Menurut Hermawan Kartajaya dan Yuswohady dalam bukunya Attracting Tourists Traders Investors (2005) pada bagian e-government, internet akan meredefinisi praktik pengelolaan pemerintahan di mana pun di seluruh dunia. Ini terjadi karena internet akan memungkinkan pemerintah menemukan kembali (reinvent) cara mereka beroperasi seperti penyediaan layanan umum dan transaksi melalui internet. Internet memberikan saluran baru bagi pemerintah dalam berinteraksi dengan dunia bisnis dan masyarakat konstituennya.

Jika selama ini, hampir di setiap kantor pemerintah orang-orang antre untuk memperbarui KTP atau membayar pajak, namun prosedurnya bertele-tele dan lama sampai membuat mereka frustasi. Maka mulai sekarang, internet akan mengubahnya. Di Arizona, sejak tahun 1996, tidak ada lagi antrean seperti itu. Masyarakat di sana telah terhubungkan dengan internet dan memperbaharui registrasi mereka dalam 24 jam sehari, tujuh hari seminggu, dalam sebuah transaksi yang hanya memakan waktu rata-rata dua menit. Lebih lanjut, Service Arizona – proyek rintisan Negara Bagian Arizona untuk e-government – tidak membebani para pembayar pajak sama sekali dalam pendiriannya, dan jasa yang diberikan gratis.

Di Denpasar Bali, masyarakat tak perlu lagi repot-repot mengurus surat pengantar dari ketua rukun tetangga, rukun warga, dan kelurahan untuk memperpanjang masa berlaku KTP. Sebab, mereka tinggal mengisi formulir (template) perpanjangan KTP, meng-
attach foto diri sesuai ukuran KTP, dan meng-upload scan tanda tangan melalui akses ke situs pemerintah.

Inilah prosedur perpanjangan KTP secara online melalui internet yang mulai diberlakukan di Denpasar sejak tahun 2008. Paling lambat, dalam dua minggu, KTP akan dikirimkan langsung oleh pemerintah ke alamat pemohon. Dengan metode seperti ini, pemohon tidak perlu repot-repot menempuh prosedur birokrasi pengurusan KTP. Namun, sistem ini belum berlaku untuk pembuatan KTP, dimana masih digunakan cara manual.

Lain lagi di Batam. Pemko Batam baru saja meluncurkan situs layanan informasi pemeriksaan status KTP atau KK pada awal tahun ini. Layanan ini diberikan untuk memudahkan pengecekan status KTP atau KK secara online melalui internet, tanpa perlu datang langsung ke kecamatan. Dengan layanan ini, tidak akan ada lagi KTP menumpuk atau tidak selesai dalam waktu lama.
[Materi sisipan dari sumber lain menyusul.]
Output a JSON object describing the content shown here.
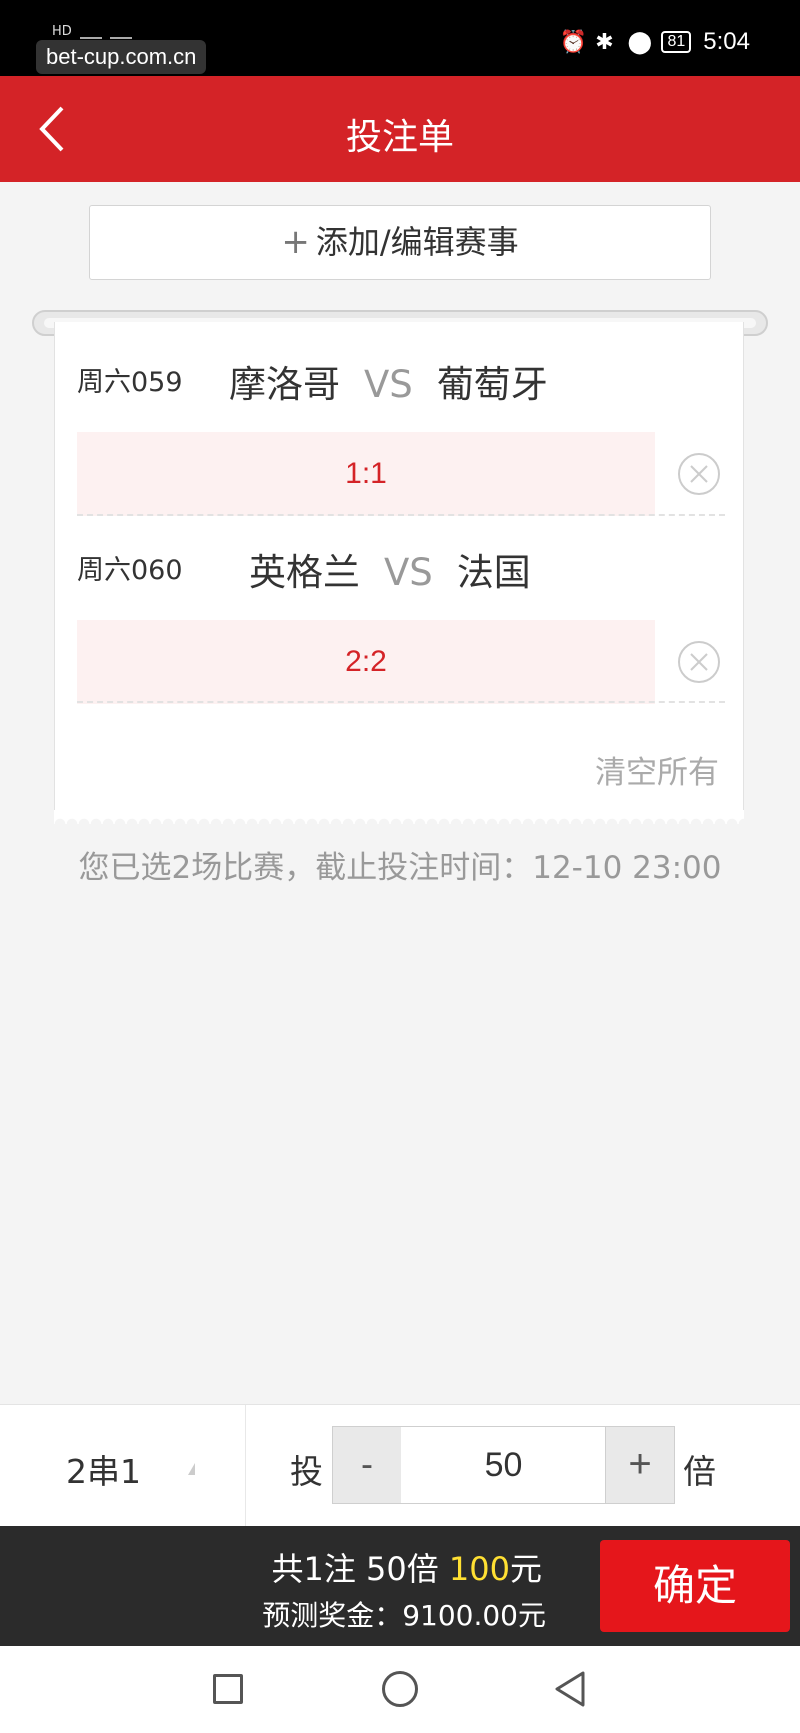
{
  "status_bar": {
    "left": "HD",
    "watermark": "bet-cup.com.cn",
    "battery": "81",
    "time": "5:04"
  },
  "header": {
    "title": "投注单"
  },
  "add_button": {
    "plus": "+",
    "label": "添加/编辑赛事"
  },
  "matches": [
    {
      "day": "周六059",
      "home": "摩洛哥",
      "vs": "VS",
      "away": "葡萄牙",
      "pick": "1:1"
    },
    {
      "day": "周六060",
      "home": "英格兰",
      "vs": "VS",
      "away": "法国",
      "pick": "2:2"
    }
  ],
  "clear_all": "清空所有",
  "notice": "您已选2场比赛，截止投注时间：12-10 23:00",
  "bet_bar": {
    "combo": "2串1",
    "tou": "投",
    "minus": "-",
    "multiple": "50",
    "plus": "+",
    "bei": "倍"
  },
  "summary": {
    "line1_prefix": "共1注 50倍 ",
    "amount": "100",
    "line1_suffix": "元",
    "prize": "预测奖金：9100.00元",
    "confirm": "确定"
  },
  "colors": {
    "brand_red": "#d42327",
    "amount_yellow": "#ffe033",
    "pick_bg": "#fdf1f1"
  }
}
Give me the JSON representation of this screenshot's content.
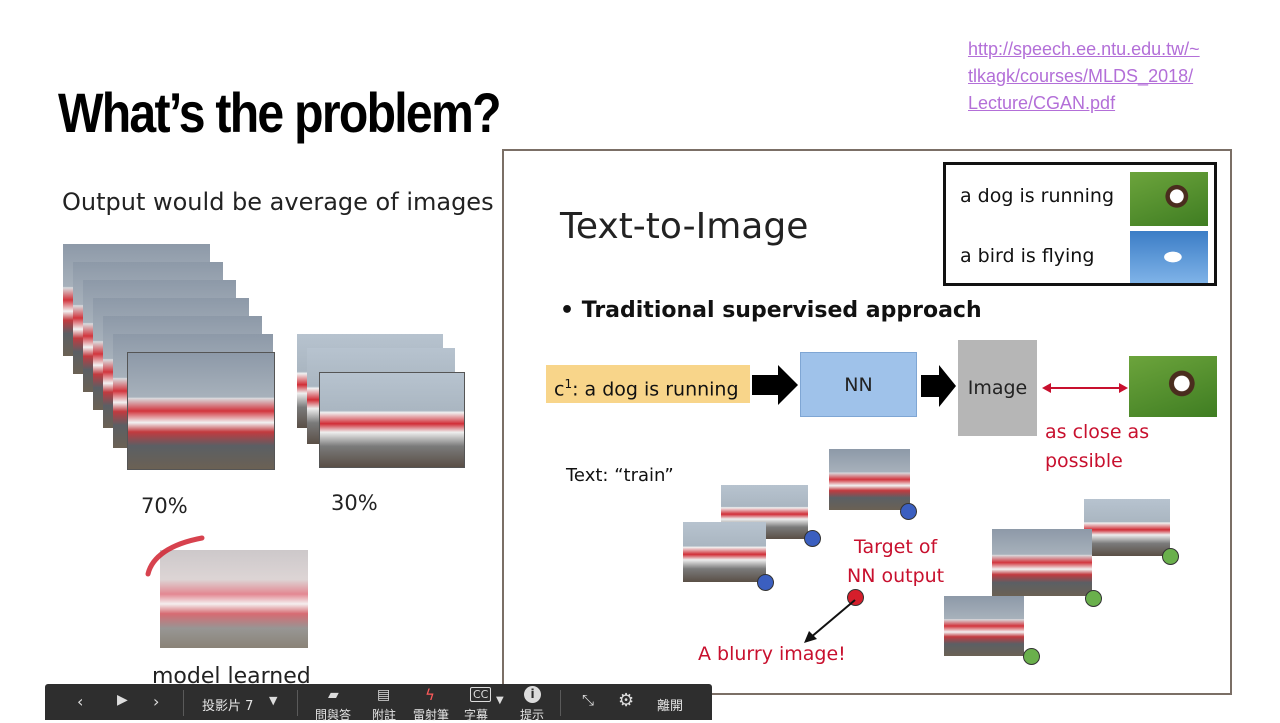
{
  "slide": {
    "title": "What’s the problem?",
    "link_lines": [
      "http://speech.ee.ntu.edu.tw/~",
      "tlkagk/courses/MLDS_2018/",
      "Lecture/CGAN.pdf"
    ],
    "subtitle": "Output would be average of images",
    "pct_left": "70%",
    "pct_right": "30%",
    "model_label": "model learned"
  },
  "inset": {
    "heading": "Text-to-Image",
    "examples": [
      {
        "text": "a dog is running"
      },
      {
        "text": "a bird is flying"
      }
    ],
    "bullet": "Traditional supervised approach",
    "input_prefix": "c",
    "input_sup": "1",
    "input_text": ": a dog is running",
    "nn_label": "NN",
    "image_label": "Image",
    "close_text": [
      "as close as",
      "possible"
    ],
    "train_text": "Text: “train”",
    "target_text": [
      "Target of",
      "NN output"
    ],
    "blurry_text": "A blurry image!"
  },
  "toolbar": {
    "slide_label": "投影片 7",
    "btn_qa": "問與答",
    "btn_notes": "附註",
    "btn_laser": "雷射筆",
    "btn_captions": "字幕",
    "btn_tips": "提示",
    "btn_exit": "離開"
  },
  "colors": {
    "link": "#b36fd8",
    "accent_red": "#c8102e",
    "nn_box": "#9fc2ea",
    "input_box": "#f8d58a",
    "toolbar_bg": "#2e2e2e"
  }
}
Tak hanya mengecek sampai di mana status pengurusan KTP atau KK, warga juga akan mendapat informasi berapa lama permohonan mereka diproses. Selain itu, layanan ini juga dapat digunakan untuk mengetahui kekurangan atau masalah dalam dokumen yang diajukan pemohon. Dengan sistem yang sudah tertata sedemikian rupa ini, situs diperintah untuk mempublikasi proses, sehingga tidak ada lagi kebohongan atau jawaban yang tidak pasti dan mengecewakan dari operator.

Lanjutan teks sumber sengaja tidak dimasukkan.